Note to Hotel Industry Trying to Hamstring Airbnb: Capitalism, Not Cronyism

Airbnb had a rough year last year. It seems like everywhere they turned, they were being bombarded by regulatory schemes designed to hamstring them. At the heart of all of it, there was one group that proudly claimed responsibility.

The short-term rental company became a Federal Trade Commission target last summer after three senators asked for an investigation into how companies like Airbnb affect soaring housing costs. In October, Gov. Andrew M. Cuomo of New York signed a bill imposing steep fines on Airbnb hosts who break local housing rules.

The two actions appeared unrelated.

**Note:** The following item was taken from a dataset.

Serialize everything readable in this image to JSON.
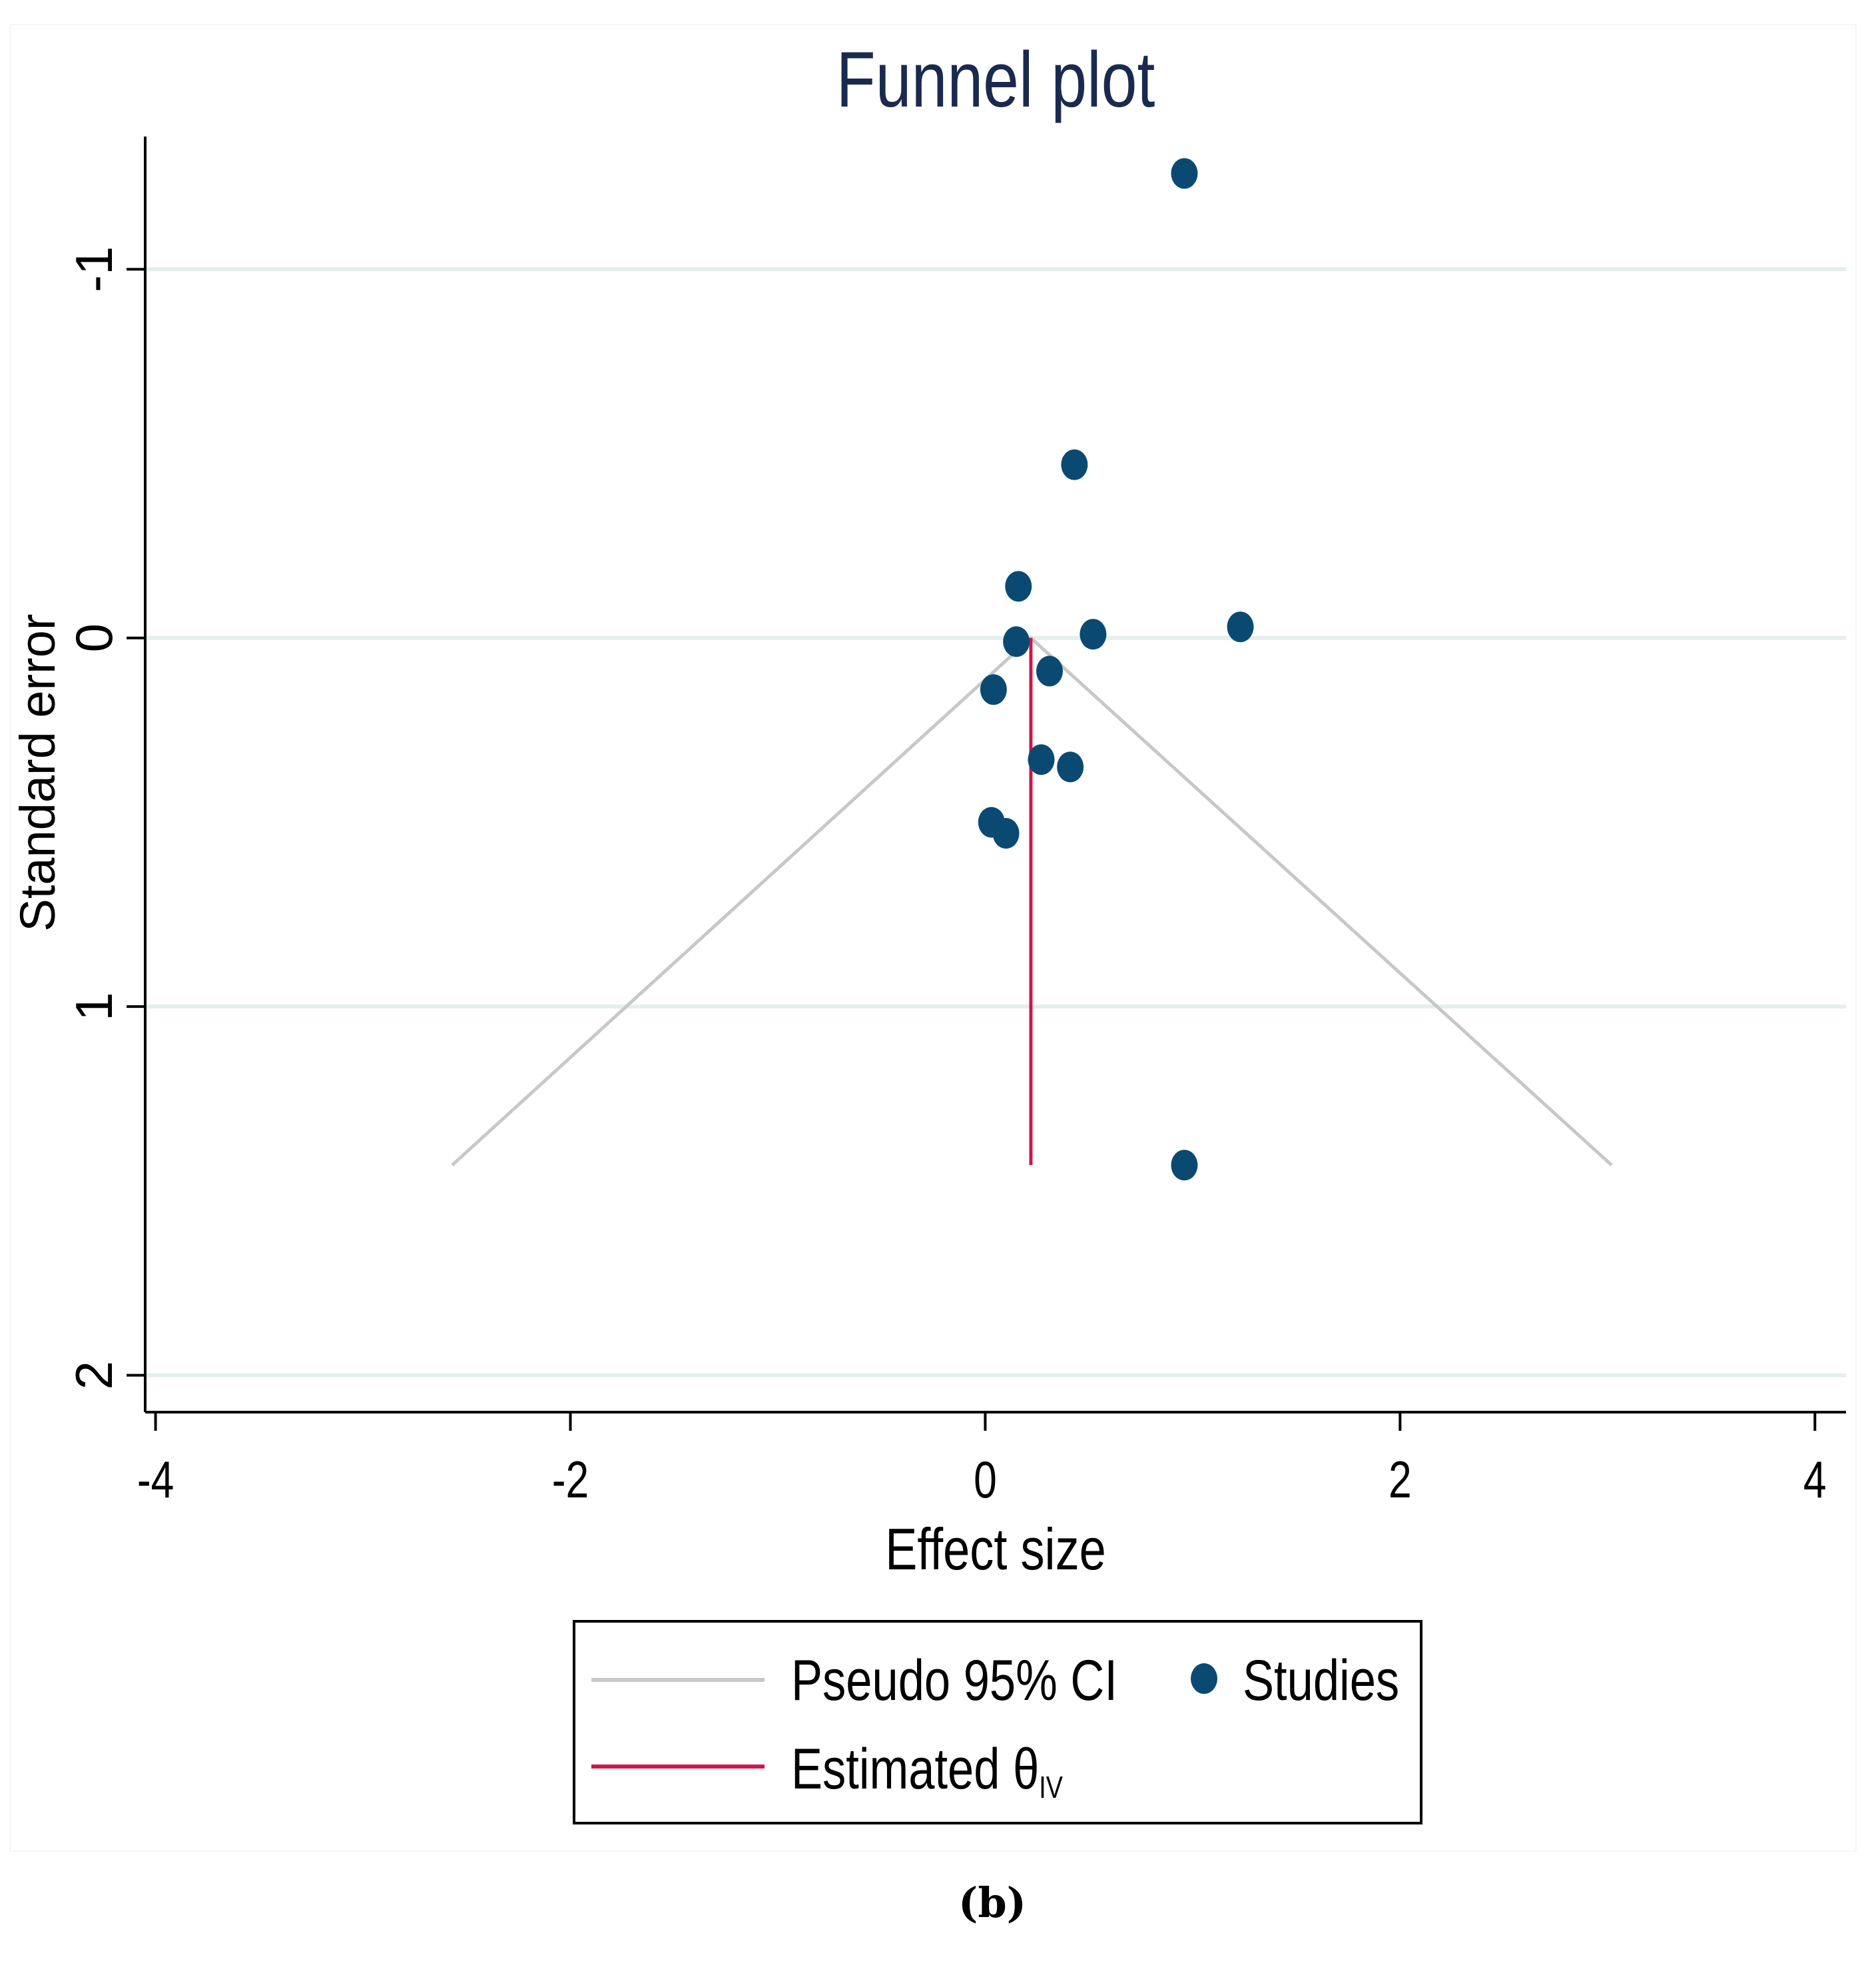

But one group quietly took credit for both: the hotel industry.

In a presentation in November, the American Hotel and Lodging Association, a trade group that counts Marriott International, Hilton Worldwide and Hyatt Hotels as members, said the federal investigation and the New York bill were “notable accomplishments.”

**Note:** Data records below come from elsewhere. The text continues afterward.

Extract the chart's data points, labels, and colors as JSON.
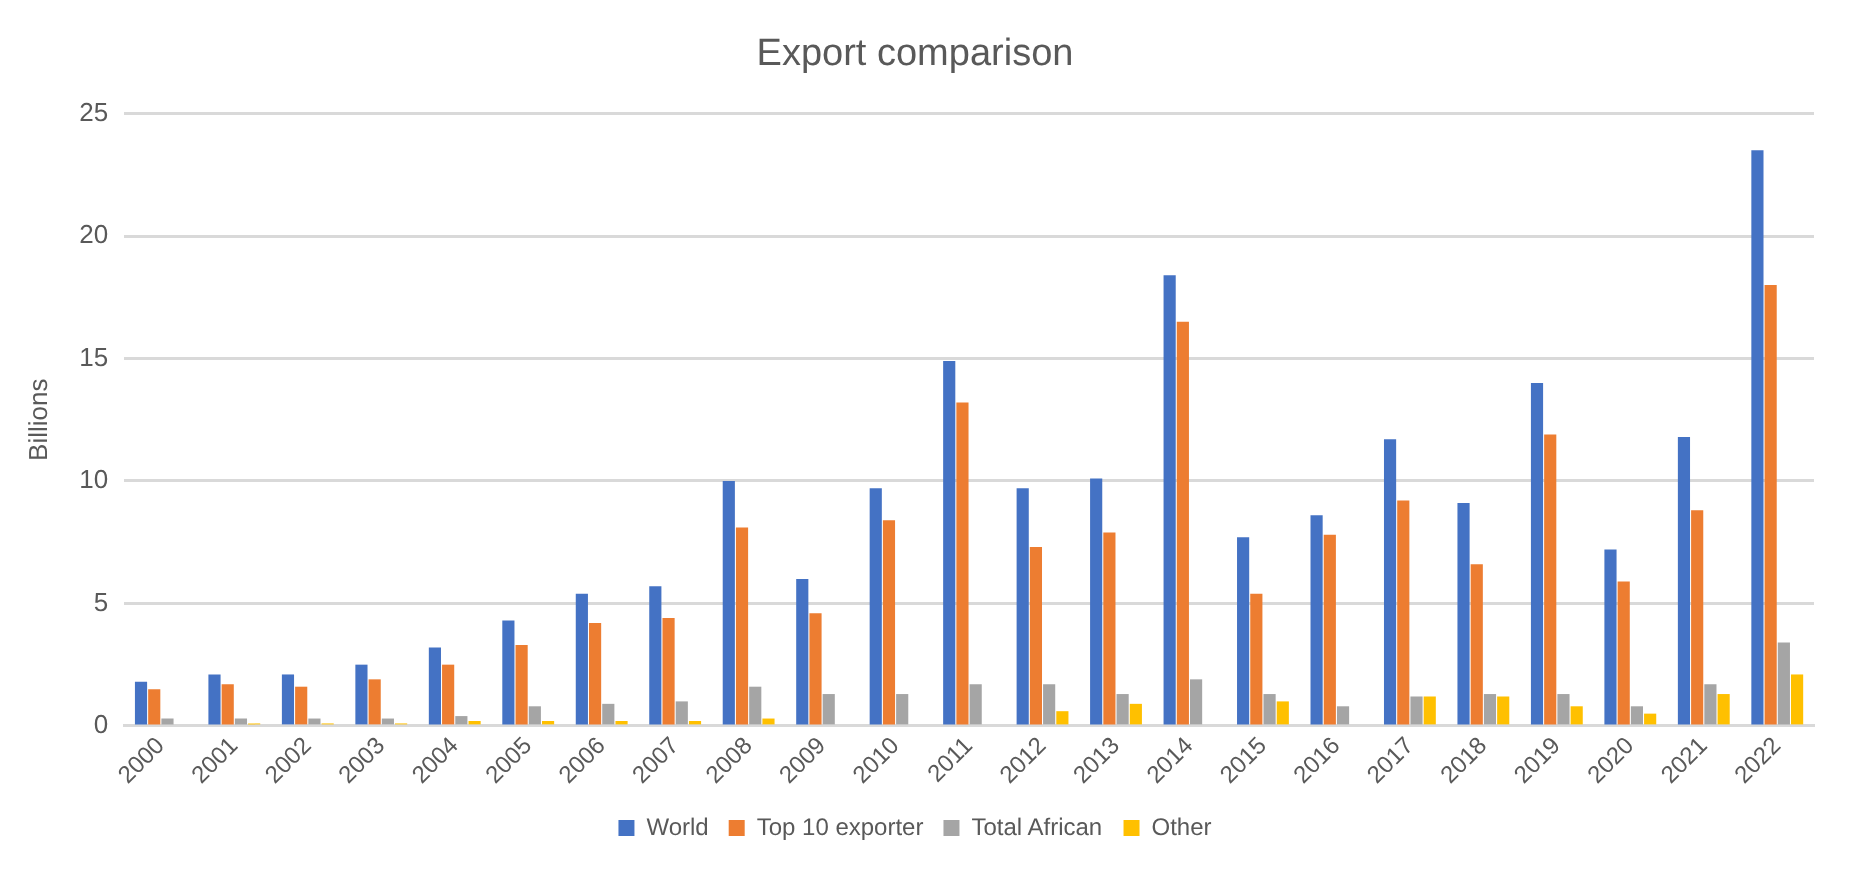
{
  "chart_data": {
    "type": "bar",
    "title": "Export comparison",
    "ylabel": "Billions",
    "categories": [
      "2000",
      "2001",
      "2002",
      "2003",
      "2004",
      "2005",
      "2006",
      "2007",
      "2008",
      "2009",
      "2010",
      "2011",
      "2012",
      "2013",
      "2014",
      "2015",
      "2016",
      "2017",
      "2018",
      "2019",
      "2020",
      "2021",
      "2022"
    ],
    "series": [
      {
        "name": "World",
        "color": "#4472c4",
        "values": [
          1.8,
          2.1,
          2.1,
          2.5,
          3.2,
          4.3,
          5.4,
          5.7,
          10.0,
          6.0,
          9.7,
          14.9,
          9.7,
          10.1,
          18.4,
          7.7,
          8.6,
          11.7,
          9.1,
          14.0,
          7.2,
          11.8,
          23.5
        ]
      },
      {
        "name": "Top 10 exporter",
        "color": "#ed7d31",
        "values": [
          1.5,
          1.7,
          1.6,
          1.9,
          2.5,
          3.3,
          4.2,
          4.4,
          8.1,
          4.6,
          8.4,
          13.2,
          7.3,
          7.9,
          16.5,
          5.4,
          7.8,
          9.2,
          6.6,
          11.9,
          5.9,
          8.8,
          18.0
        ]
      },
      {
        "name": "Total African",
        "color": "#a5a5a5",
        "values": [
          0.3,
          0.3,
          0.3,
          0.3,
          0.4,
          0.8,
          0.9,
          1.0,
          1.6,
          1.3,
          1.3,
          1.7,
          1.7,
          1.3,
          1.9,
          1.3,
          0.8,
          1.2,
          1.3,
          1.3,
          0.8,
          1.7,
          3.4
        ]
      },
      {
        "name": "Other",
        "color": "#ffc000",
        "values": [
          0,
          0.1,
          0.1,
          0.1,
          0.2,
          0.2,
          0.2,
          0.2,
          0.3,
          0,
          0,
          0,
          0.6,
          0.9,
          0,
          1.0,
          0,
          1.2,
          1.2,
          0.8,
          0.5,
          1.3,
          2.1
        ]
      }
    ],
    "ylim": [
      0,
      25
    ],
    "yticks": [
      0,
      5,
      10,
      15,
      20,
      25
    ],
    "grid": "y",
    "legend": "bottom"
  }
}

Both were partly the result of a previously unreported plan that the hotel association started in early 2016 to thwart Airbnb. The plan was laid out in two separate documents that the organization presented to its board in November and January. In the documents, which The New York Times obtained, the group sketched out the progress it had already made against Airbnb, and described how it planned to rein in the start-up in the future.

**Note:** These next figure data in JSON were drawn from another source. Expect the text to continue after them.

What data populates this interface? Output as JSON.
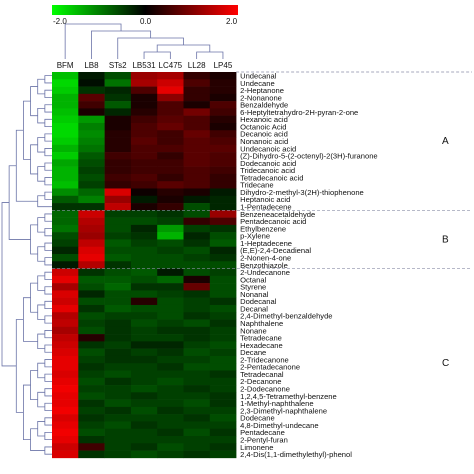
{
  "chart_data": {
    "type": "heatmap",
    "title": "",
    "color_scale": {
      "min": -2.0,
      "mid": 0.0,
      "max": 2.0,
      "tick_labels": [
        "-2.0",
        "0.0",
        "2.0"
      ],
      "low_color": "#00ff00",
      "mid_color": "#000000",
      "high_color": "#ff0000"
    },
    "columns": [
      "BFM",
      "LB8",
      "STs2",
      "LB531",
      "LC475",
      "LL28",
      "LP45"
    ],
    "rows": [
      "Undecanal",
      "Undecane",
      "2-Heptanone",
      "2-Nonanone",
      "Benzaldehyde",
      "6-Heptyltetrahydro-2H-pyran-2-one",
      "Hexanoic acid",
      "Octanoic Acid",
      "Decanoic acid",
      "Nonanoic acid",
      "Undecanoic acid",
      "(Z)-Dihydro-5-(2-octenyl)-2(3H)-furanone",
      "Dodecanoic acid",
      "Tridecanoic acid",
      "Tetradecanoic acid",
      "Tridecane",
      "Dihydro-2-methyl-3(2H)-thiophenone",
      "Heptanoic acid",
      "1-Pentadecene",
      "Benzeneacetaldehyde",
      "Pentadecanoic acid",
      "Ethylbenzene",
      "p-Xylene",
      "1-Heptadecene",
      "(E,E)-2,4-Decadienal",
      "2-Nonen-4-one",
      "Benzothiazole",
      "2-Undecanone",
      "Octanal",
      "Styrene",
      "Nonanal",
      "Dodecanal",
      "Decanal",
      "2,4-Dimethyl-benzaldehyde",
      "Naphthalene",
      "Nonane",
      "Tetradecane",
      "Hexadecane",
      "Decane",
      "2-Tridecanone",
      "2-Pentadecanone",
      "Tetradecanal",
      "2-Decanone",
      "2-Dodecanone",
      "1,2,4,5-Tetramethyl-benzene",
      "1-Methyl-naphthalene",
      "2,3-Dimethyl-naphthalene",
      "Dodecane",
      "4,8-Dimethyl-undecane",
      "Pentadecane",
      "2-Pentyl-furan",
      "Limonene",
      "2,4-Dis(1,1-dimethylethyl)-phenol"
    ],
    "values": [
      [
        -1.5,
        -0.2,
        -0.6,
        1.2,
        1.3,
        0.4,
        0.2
      ],
      [
        -1.7,
        -0.1,
        -0.9,
        1.3,
        1.6,
        0.6,
        0.3
      ],
      [
        -1.6,
        -0.4,
        -0.3,
        0.6,
        1.8,
        0.4,
        0.3
      ],
      [
        -1.4,
        0.7,
        -0.4,
        0.2,
        1.1,
        0.4,
        0.2
      ],
      [
        -1.4,
        0.5,
        -0.7,
        0.2,
        0.6,
        0.2,
        0.6
      ],
      [
        -1.5,
        0.2,
        -0.3,
        0.3,
        0.6,
        0.9,
        0.5
      ],
      [
        -1.6,
        -1.2,
        0.2,
        0.5,
        0.7,
        0.6,
        0.3
      ],
      [
        -1.7,
        -1.0,
        0.2,
        0.6,
        0.8,
        0.6,
        0.2
      ],
      [
        -1.7,
        -1.1,
        0.3,
        0.6,
        0.5,
        0.8,
        0.5
      ],
      [
        -1.6,
        -1.0,
        0.3,
        0.7,
        0.5,
        0.7,
        0.6
      ],
      [
        -1.4,
        -0.9,
        0.3,
        0.6,
        0.6,
        0.7,
        0.7
      ],
      [
        -1.6,
        -0.7,
        0.5,
        0.6,
        0.4,
        0.7,
        0.6
      ],
      [
        -1.3,
        -0.6,
        0.4,
        0.5,
        0.5,
        0.7,
        0.6
      ],
      [
        -1.4,
        -0.5,
        0.4,
        0.5,
        0.5,
        0.6,
        0.5
      ],
      [
        -1.4,
        -0.6,
        0.5,
        0.6,
        0.4,
        0.6,
        0.4
      ],
      [
        -1.5,
        -0.5,
        0.4,
        0.5,
        0.7,
        0.6,
        0.4
      ],
      [
        -1.1,
        -0.8,
        1.7,
        0.1,
        0.3,
        0.2,
        -0.2
      ],
      [
        -0.7,
        -1.0,
        1.2,
        -0.2,
        0.2,
        -0.2,
        -0.3
      ],
      [
        -0.4,
        -0.4,
        1.5,
        0.2,
        0.4,
        -0.6,
        -0.3
      ],
      [
        -0.8,
        1.6,
        -0.5,
        -0.5,
        -0.4,
        -0.6,
        1.2
      ],
      [
        -0.8,
        1.4,
        -0.6,
        -0.6,
        -0.5,
        0.4,
        0.6
      ],
      [
        -0.9,
        1.3,
        -0.6,
        -0.3,
        -1.2,
        -0.5,
        -0.4
      ],
      [
        -0.6,
        1.2,
        -0.5,
        -0.4,
        -1.4,
        -0.3,
        -0.6
      ],
      [
        -0.5,
        1.5,
        -0.7,
        -0.5,
        -0.6,
        -0.4,
        -0.7
      ],
      [
        -0.3,
        1.7,
        -0.6,
        -0.6,
        -0.5,
        -0.6,
        -0.3
      ],
      [
        -0.6,
        1.8,
        -0.7,
        -0.6,
        -0.6,
        -0.5,
        -0.4
      ],
      [
        -0.2,
        1.4,
        -0.4,
        -0.6,
        -0.6,
        -0.6,
        -0.6
      ],
      [
        1.6,
        -0.4,
        -0.6,
        -0.7,
        -0.2,
        -0.6,
        -0.5
      ],
      [
        1.8,
        -0.7,
        -0.7,
        -0.6,
        -0.8,
        0.2,
        -0.6
      ],
      [
        1.3,
        -0.6,
        -0.8,
        -0.4,
        -0.4,
        0.8,
        -0.6
      ],
      [
        1.7,
        -0.3,
        -0.6,
        -0.6,
        -0.5,
        -0.4,
        -0.6
      ],
      [
        1.6,
        -0.6,
        -0.6,
        0.3,
        -0.6,
        -0.5,
        -0.4
      ],
      [
        1.8,
        -0.4,
        -0.7,
        -0.6,
        -0.6,
        -0.5,
        -0.6
      ],
      [
        1.4,
        -0.6,
        -0.5,
        -0.5,
        -0.6,
        -0.4,
        -0.5
      ],
      [
        1.5,
        -0.5,
        -0.4,
        -0.6,
        -0.5,
        -0.6,
        -0.4
      ],
      [
        1.3,
        -0.6,
        -0.4,
        -0.5,
        -0.4,
        -0.4,
        -0.5
      ],
      [
        1.5,
        0.3,
        -0.4,
        -0.5,
        -0.5,
        -0.4,
        -0.5
      ],
      [
        1.6,
        -0.4,
        -0.5,
        -0.3,
        -0.3,
        -0.5,
        -0.6
      ],
      [
        1.7,
        -0.6,
        -0.4,
        -0.5,
        -0.4,
        -0.6,
        -0.5
      ],
      [
        1.8,
        -0.5,
        -0.4,
        -0.4,
        -0.5,
        -0.5,
        -0.6
      ],
      [
        1.8,
        -0.4,
        -0.5,
        -0.5,
        -0.4,
        -0.6,
        -0.6
      ],
      [
        1.7,
        -0.5,
        -0.6,
        -0.5,
        -0.5,
        -0.5,
        -0.4
      ],
      [
        1.8,
        -0.6,
        -0.4,
        -0.5,
        -0.6,
        -0.5,
        -0.5
      ],
      [
        1.9,
        -0.5,
        -0.5,
        -0.6,
        -0.5,
        -0.4,
        -0.5
      ],
      [
        1.8,
        -0.6,
        -0.5,
        -0.4,
        -0.5,
        -0.5,
        -0.4
      ],
      [
        1.8,
        -0.4,
        -0.6,
        -0.5,
        -0.5,
        -0.6,
        -0.4
      ],
      [
        1.9,
        -0.5,
        -0.4,
        -0.6,
        -0.4,
        -0.5,
        -0.5
      ],
      [
        1.7,
        -0.4,
        -0.5,
        -0.5,
        -0.5,
        -0.4,
        -0.6
      ],
      [
        1.8,
        -0.5,
        -0.6,
        -0.4,
        -0.5,
        -0.5,
        -0.5
      ],
      [
        1.9,
        -0.6,
        -0.5,
        -0.5,
        -0.4,
        -0.6,
        -0.4
      ],
      [
        1.8,
        -0.4,
        -0.5,
        -0.5,
        -0.5,
        -0.5,
        -0.5
      ],
      [
        1.6,
        0.5,
        -0.5,
        -0.4,
        -0.6,
        -0.5,
        -0.4
      ],
      [
        1.7,
        -0.4,
        -0.5,
        -0.6,
        -0.5,
        -0.4,
        -0.5
      ]
    ],
    "clusters": [
      {
        "label": "A",
        "first_row": 0,
        "last_row": 18
      },
      {
        "label": "B",
        "first_row": 19,
        "last_row": 26
      },
      {
        "label": "C",
        "first_row": 27,
        "last_row": 52
      }
    ],
    "dendrogram_color": "#6b74a8"
  }
}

Apparently, the hotel industry views rent-seeking behavior as a valid strategy within capitalism.

Well, it's not.

Had the industry sought a reduction in regulations that prevented them from competing, that would have been fair game, but that's not what they did. No, they're not interested in beating their competition. They want to use the government as a club to pummel their competition.

Airbnb, much like Uber and Lyft, is an example of how technology has changed how people do things. In this case, it's finding a place to stay while traveling. With Uber and Lyft, it's getting a ride. However, it could be any number of things tomorrow, and all these new technologies seem to be attacked by industries that would rather stomp out the new light in the darkness than actually have to compete.